Under “traditional values” 100 years ago, women and blacks were second class citizens at best.
It was recognised that unlimited suffrage would lead to the gigantic mess we have now. But they should have made restrictions based on roots in a society — someone should have to be a property owner or a renter over age 30, in order to vote. Letting someone vote who lists their address as a park bench has to lead to chaos eventually.
[/quote]
Just another note. This is what Burke and many off the founders thought. I think Burke called it a natural aristocracy.
They beleived it immoral for the uneducated and unattached to vote on issues they could not understand. They felt the rich or land owners, amonng other attibutes, had leisure time to ponder the issues. I would say this is certainly not the case today, but there still should be some qualification other than a heart beat. They also believed that the wealthly should fund the federal gov’t, but in no way envisioned it this big.

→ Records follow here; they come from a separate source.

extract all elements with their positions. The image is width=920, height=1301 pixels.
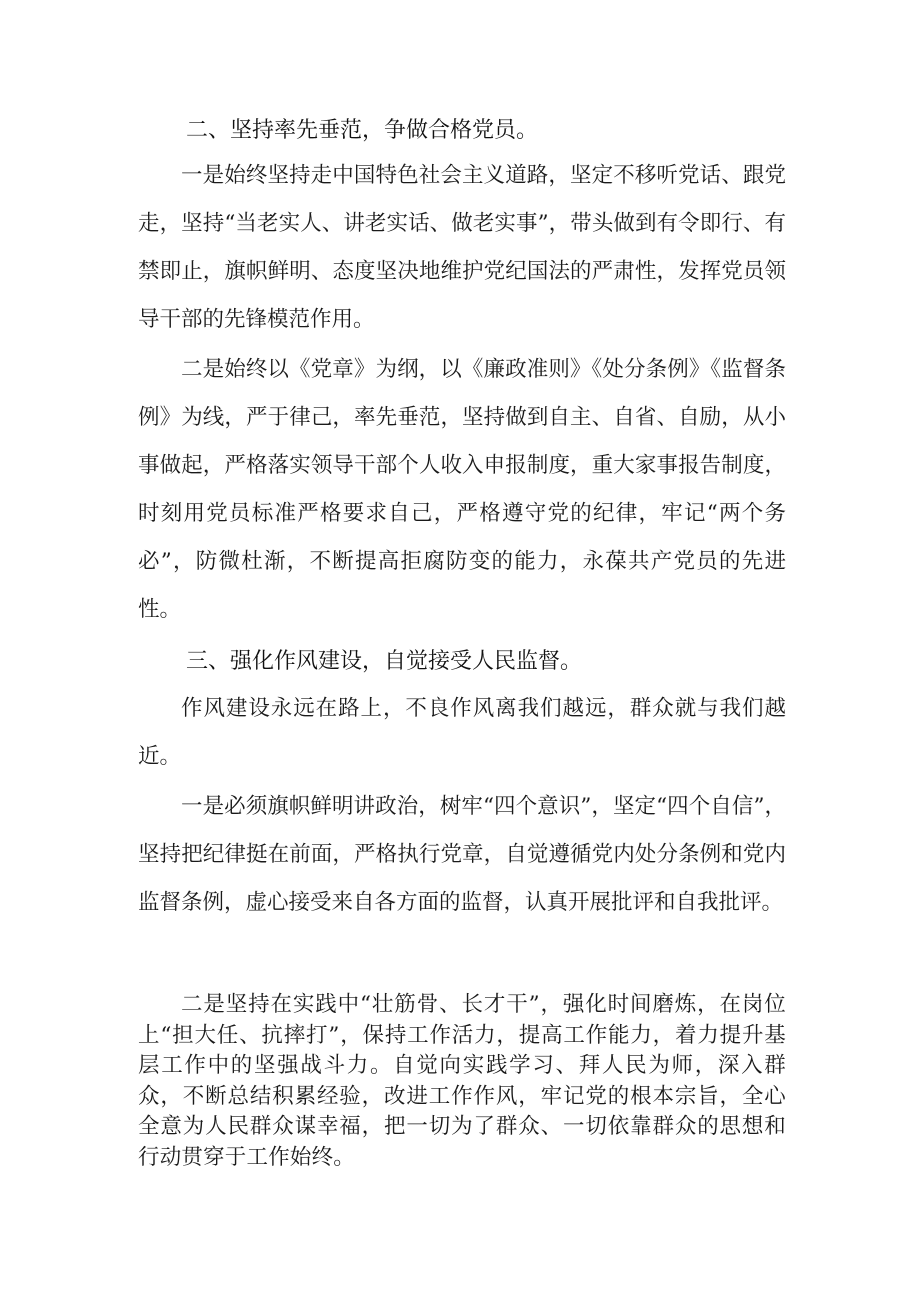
section-3-paragraph-1: 作风建设永远在路上，不良作风离我们越远，群众就与我们越近。: [138, 696, 786, 769]
section-3-paragraph-2: 一是必须旗帜鲜明讲政治，树牢“四个意识”，坚定“四个自信”，坚持把纪律挺在前面，严格执行党章，自觉遵循党内处分条例和党内监督条例，虚心接受来自各方面的监督，认真开展批评和自我批评。: [138, 794, 786, 915]
section-2-paragraph-1: 一是始终坚持走中国特色社会主义道路，坚定不移听党话、跟党走，坚持“当老实人、讲老实话、做老实事”，带头做到有令即行、有禁即止，旗帜鲜明、态度坚决地维护党纪国法的严肃性，发挥党员领导干部的先锋模范作用。: [138, 163, 786, 332]
section-3-paragraph-3: 二是坚持在实践中“壮筋骨、长才干”，强化时间磨炼，在岗位上“担大任、抗摔打”，保持工作活力，提高工作能力，着力提升基层工作中的坚强战斗力。自觉向实践学习、拜人民为师，深入群众，不断总结积累经验，改进工作作风，牢记党的根本宗旨，全心全意为人民群众谋幸福，把一切为了群众、一切依靠群众的思想和行动贯穿于工作始终。: [138, 992, 786, 1170]
section-3-heading: 三、强化作风建设，自觉接受人民监督。: [186, 649, 583, 674]
section-2-heading: 二、坚持率先垂范，争做合格党员。: [186, 118, 539, 143]
section-2-paragraph-2: 二是始终以《党章》为纲，以《廉政准则》《处分条例》《监督条例》为线，严于律己，率先垂范，坚持做到自主、自省、自励，从小事做起，严格落实领导干部个人收入申报制度，重大家事报告制度，时刻用党员标准严格要求自己，严格遵守党的纪律，牢记“两个务必”，防微杜渐，不断提高拒腐防变的能力，永葆共产党员的先进性。: [138, 357, 786, 622]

If everyone wants a vote, then we need to find a way to make everyone take part in funding what they are voting for. It is immoral to allow a group of people that are net receivers of gov’t vote to forcabley take more from the net contributors. This is mob rule at it’s most basic form. The only more basic form would be for a group of us to sack the mansion up the street and donate the lute to charity or use it to fund the youth hockey program. pretty sure that’s not legal.
[quote]tGunslinger wrote:
Trying to alter marriage for the sole purpose of addressing the issues you listed is perhaps the most difficult, thorniest way of going about it imaginable.[/quote]

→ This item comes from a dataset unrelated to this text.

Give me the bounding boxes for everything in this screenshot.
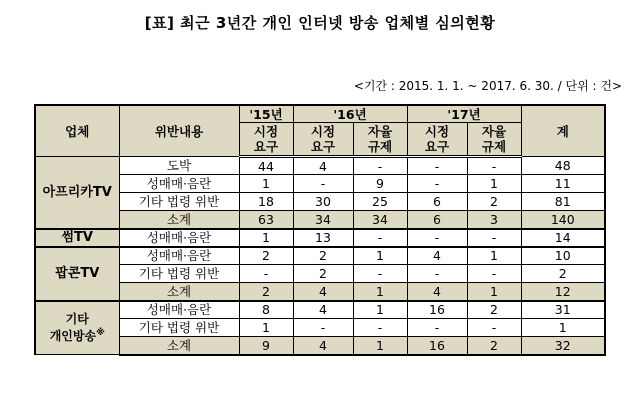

It makes perfect sense, since by definition the privileges and responsibilities associated with marriage would be granted by allowing gays to marry.
That said, many of us realize that the religious right feels ownership for the term “marriage” because they see it as a sacrament with their God. There is no need to fight that battle, as long as we receive the same responsibilities/benefits at a civil level.
As noted by the Iowa Supreme Court, religions can still choose not to recognize gay marriage/civil unions without having to sacrifice their core beliefs. It is, and should be, a strictly civil issue.
[quote]jre67t wrote:
On a side note gay guys usually tip very well and are usually more wealthy than usual. So be nice to them.[/quote]
Thanks, but having equal rights is more important to me than for you to be nice to me. I don’t think many of us care if you like us or not. What we care about is having equal protection under the law.